Abstract:
The metabolic X syndrome (MXS) represents a complex of metabolic, hormonal
infringements and clinical displays, is a cardiovascular factor of risk. Criteria of diagnostics of MXS
include: intolerance of glucose or a diabetes and/or resistance to insulin with 2 or more signs from
listed more low: - the raised arterial pressure (> 160/90 mm Hg); - raised triglycerides plasmas (> 1,7
mmol/1 and/or HDL-cholesterol lowered (<0,9 mmol/1 at men; <1 mmol/1 at women); - visceral
adiposity; - microalbuminuria (> 20 microgr/min). Aims. Definition of prevalence MXS at patients
with an ischemic stroke, level fmding-out glicemia and its evolution in dynamics, correlations MXS
with disease, death rate and duration of stay of patients in chamber of intensive therapy, duration of
hospitalisation. For revealing of presence MXS diagnostic criteria NCEP (National Cholesterol
Education Program) have been used. Risk factors NCEP III 1. Adiposity Circle of a waist >102 cm at
men and >88 cm at women 2. Blood pressure >130/>85mmHg 3. Glicemia a jeun >110 mg/dl 4.
Triglycerides >150 mg/dl 5.HDL-cholesterol <40 mg/dl at men, <50 mg/dl at women. The positive
diagnosis is exposed at any 3 factors. 322 patients have been included in research with acute ischemic
stroke. Middle age of patients of 66,85 years (40-89 years). The parity of the man/woman makes
1/1,19. MXS has been revealed at 45 % of patients. The diabetes is defined at 19,6 % of patients with
a stroke.

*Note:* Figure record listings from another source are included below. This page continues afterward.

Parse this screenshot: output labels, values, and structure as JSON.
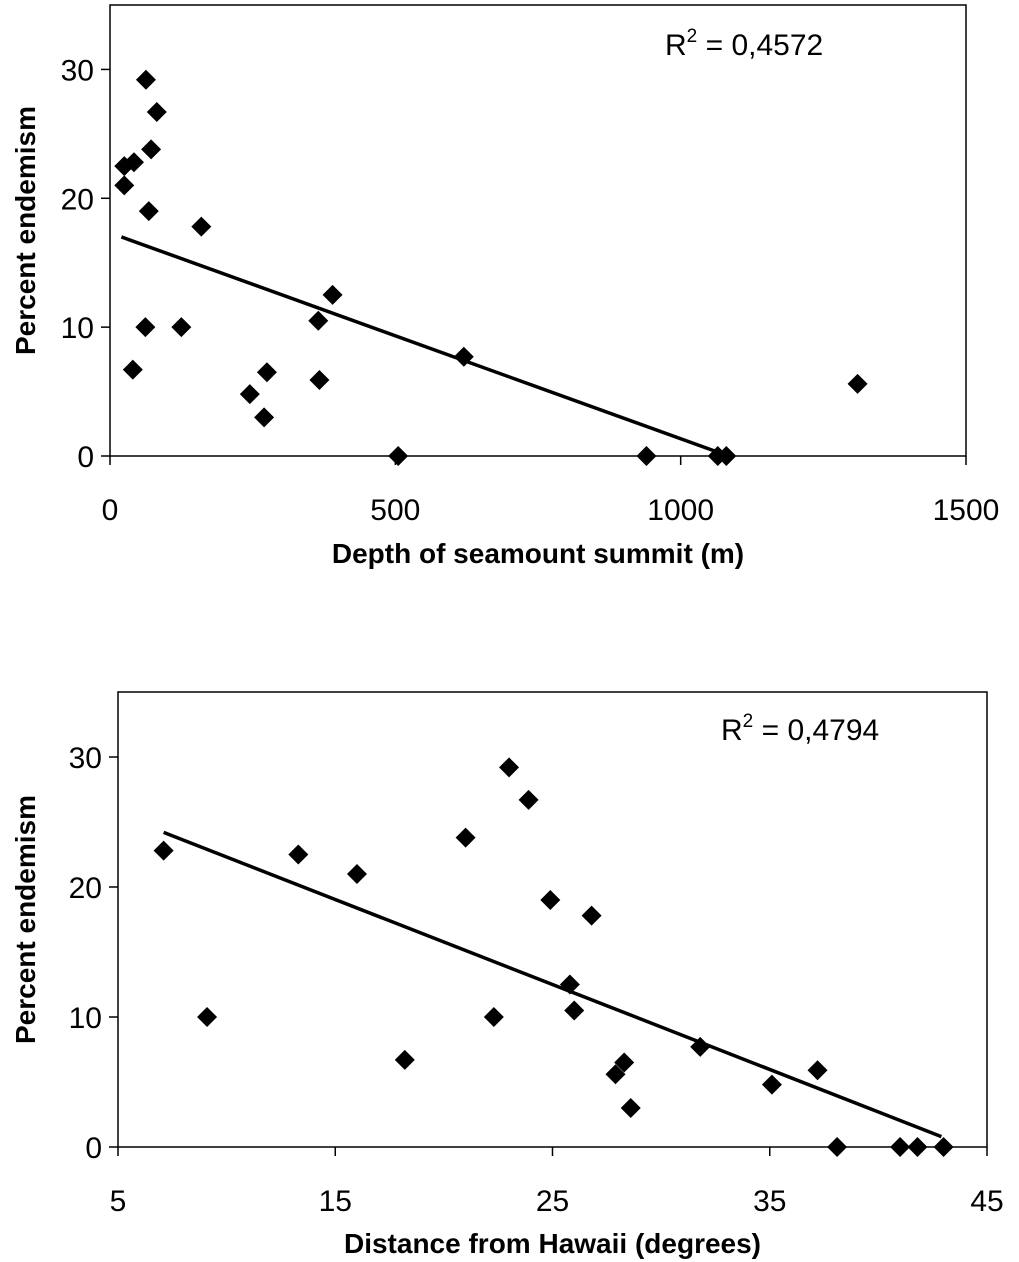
{
  "chart_data": [
    {
      "type": "scatter",
      "xlabel": "Depth of seamount summit (m)",
      "ylabel": "Percent endemism",
      "xlim": [
        0,
        1500
      ],
      "ylim": [
        0,
        35
      ],
      "xticks": [
        "0",
        "500",
        "1000",
        "1500"
      ],
      "yticks": [
        "0",
        "10",
        "20",
        "30"
      ],
      "annotation": {
        "r2_prefix": "R",
        "r2_exp": "2",
        "r2_value": " = 0,4572"
      },
      "points": [
        {
          "x": 63,
          "y": 29.2
        },
        {
          "x": 82,
          "y": 26.7
        },
        {
          "x": 72,
          "y": 23.8
        },
        {
          "x": 25,
          "y": 22.5
        },
        {
          "x": 42,
          "y": 22.8
        },
        {
          "x": 25,
          "y": 21.0
        },
        {
          "x": 68,
          "y": 19.0
        },
        {
          "x": 160,
          "y": 17.8
        },
        {
          "x": 390,
          "y": 12.5
        },
        {
          "x": 365,
          "y": 10.5
        },
        {
          "x": 62,
          "y": 10.0
        },
        {
          "x": 125,
          "y": 10.0
        },
        {
          "x": 620,
          "y": 7.7
        },
        {
          "x": 40,
          "y": 6.7
        },
        {
          "x": 275,
          "y": 6.5
        },
        {
          "x": 367,
          "y": 5.9
        },
        {
          "x": 1310,
          "y": 5.6
        },
        {
          "x": 245,
          "y": 4.8
        },
        {
          "x": 270,
          "y": 3.0
        },
        {
          "x": 505,
          "y": 0.0
        },
        {
          "x": 940,
          "y": 0.0
        },
        {
          "x": 1065,
          "y": 0.0
        },
        {
          "x": 1080,
          "y": 0.0
        }
      ],
      "trendline": {
        "x": [
          20,
          1065
        ],
        "y": [
          17.0,
          0.3
        ]
      }
    },
    {
      "type": "scatter",
      "xlabel": "Distance from Hawaii (degrees)",
      "ylabel": "Percent endemism",
      "xlim": [
        5,
        45
      ],
      "ylim": [
        0,
        35
      ],
      "xticks": [
        "5",
        "15",
        "25",
        "35",
        "45"
      ],
      "yticks": [
        "0",
        "10",
        "20",
        "30"
      ],
      "annotation": {
        "r2_prefix": "R",
        "r2_exp": "2",
        "r2_value": " = 0,4794"
      },
      "points": [
        {
          "x": 23.0,
          "y": 29.2
        },
        {
          "x": 23.9,
          "y": 26.7
        },
        {
          "x": 21.0,
          "y": 23.8
        },
        {
          "x": 7.1,
          "y": 22.8
        },
        {
          "x": 13.3,
          "y": 22.5
        },
        {
          "x": 16.0,
          "y": 21.0
        },
        {
          "x": 24.9,
          "y": 19.0
        },
        {
          "x": 26.8,
          "y": 17.8
        },
        {
          "x": 25.8,
          "y": 12.5
        },
        {
          "x": 26.0,
          "y": 10.5
        },
        {
          "x": 9.1,
          "y": 10.0
        },
        {
          "x": 22.3,
          "y": 10.0
        },
        {
          "x": 31.8,
          "y": 7.7
        },
        {
          "x": 18.2,
          "y": 6.7
        },
        {
          "x": 28.3,
          "y": 6.5
        },
        {
          "x": 37.2,
          "y": 5.9
        },
        {
          "x": 27.9,
          "y": 5.6
        },
        {
          "x": 35.1,
          "y": 4.8
        },
        {
          "x": 28.6,
          "y": 3.0
        },
        {
          "x": 38.1,
          "y": 0.0
        },
        {
          "x": 41.0,
          "y": 0.0
        },
        {
          "x": 41.8,
          "y": 0.0
        },
        {
          "x": 43.0,
          "y": 0.0
        }
      ],
      "trendline": {
        "x": [
          7.1,
          42.9
        ],
        "y": [
          24.2,
          0.8
        ]
      }
    }
  ]
}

Hyperglycemia prevails at women (47,6 %), at men - 42.9 %. 32,6 % of patients with MXS
had a massive ischemic stroke, at patients without MXS - 19,8 %. In the executed research the
volume of a zone of a cerebral ischemia correlates with presence or absence of risk factors which are defined MXS. Average mortality studied patients - 15,8 %, strictly correlating with level of glicemia
at hospitalisation. Term of hospitalisation at patients with MXS - 10,9 days, at patients without this
syndrome - 9,2 days. Term of stay of patients with MXS in chamber of intensive therapy much more
longer (5,3 days in comparison with 3,1 days). Thus, patients with MXS are needed longer intensive
therapy, and also additional expenses is necessary for treatment of complications for these patients.

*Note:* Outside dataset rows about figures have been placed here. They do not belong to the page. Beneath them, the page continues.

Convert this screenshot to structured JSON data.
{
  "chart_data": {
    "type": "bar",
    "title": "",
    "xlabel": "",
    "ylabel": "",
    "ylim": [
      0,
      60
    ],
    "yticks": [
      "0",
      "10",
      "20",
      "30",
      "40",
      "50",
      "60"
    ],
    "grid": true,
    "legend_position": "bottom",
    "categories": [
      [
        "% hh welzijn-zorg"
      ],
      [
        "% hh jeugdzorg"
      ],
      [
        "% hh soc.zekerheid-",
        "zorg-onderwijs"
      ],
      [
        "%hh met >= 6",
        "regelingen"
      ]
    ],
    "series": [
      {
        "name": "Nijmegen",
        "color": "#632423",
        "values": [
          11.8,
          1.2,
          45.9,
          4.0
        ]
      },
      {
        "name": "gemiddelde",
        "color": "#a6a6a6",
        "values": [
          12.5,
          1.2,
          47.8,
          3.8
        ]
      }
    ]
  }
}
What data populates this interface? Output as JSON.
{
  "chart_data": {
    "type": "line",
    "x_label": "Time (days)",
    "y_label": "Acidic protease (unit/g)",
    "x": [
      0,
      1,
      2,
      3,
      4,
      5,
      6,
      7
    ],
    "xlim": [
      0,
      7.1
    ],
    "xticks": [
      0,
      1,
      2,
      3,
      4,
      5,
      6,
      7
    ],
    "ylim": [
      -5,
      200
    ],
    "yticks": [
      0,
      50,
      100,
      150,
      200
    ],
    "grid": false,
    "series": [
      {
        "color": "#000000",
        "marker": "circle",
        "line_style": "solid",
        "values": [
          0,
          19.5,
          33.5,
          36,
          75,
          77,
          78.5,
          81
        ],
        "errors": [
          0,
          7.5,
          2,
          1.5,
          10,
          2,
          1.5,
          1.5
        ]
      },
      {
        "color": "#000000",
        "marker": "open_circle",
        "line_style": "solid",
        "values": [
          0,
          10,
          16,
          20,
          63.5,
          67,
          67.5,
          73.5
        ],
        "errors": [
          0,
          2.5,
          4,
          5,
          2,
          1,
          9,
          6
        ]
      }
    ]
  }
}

MXS widespread in a society. MXS contributes to development of strokes by means of such risk
factors as adiposity, an arterial hypertension, a diabetes, endothelial dysfunction, hypercoagulation,
and dyslipidemia. Frequency of a massive ischemic stroke in 1,65 times more at patients with MXS.
Death rate of patients with MXS in 3 times above and duration of hospitalisation in 1,7 times more.
At such patients complications is more often come to light and later there comes rehabilitation.
Therefore timely diagnostics MXS allows to warn expansion of a zone of a cerebral infarct.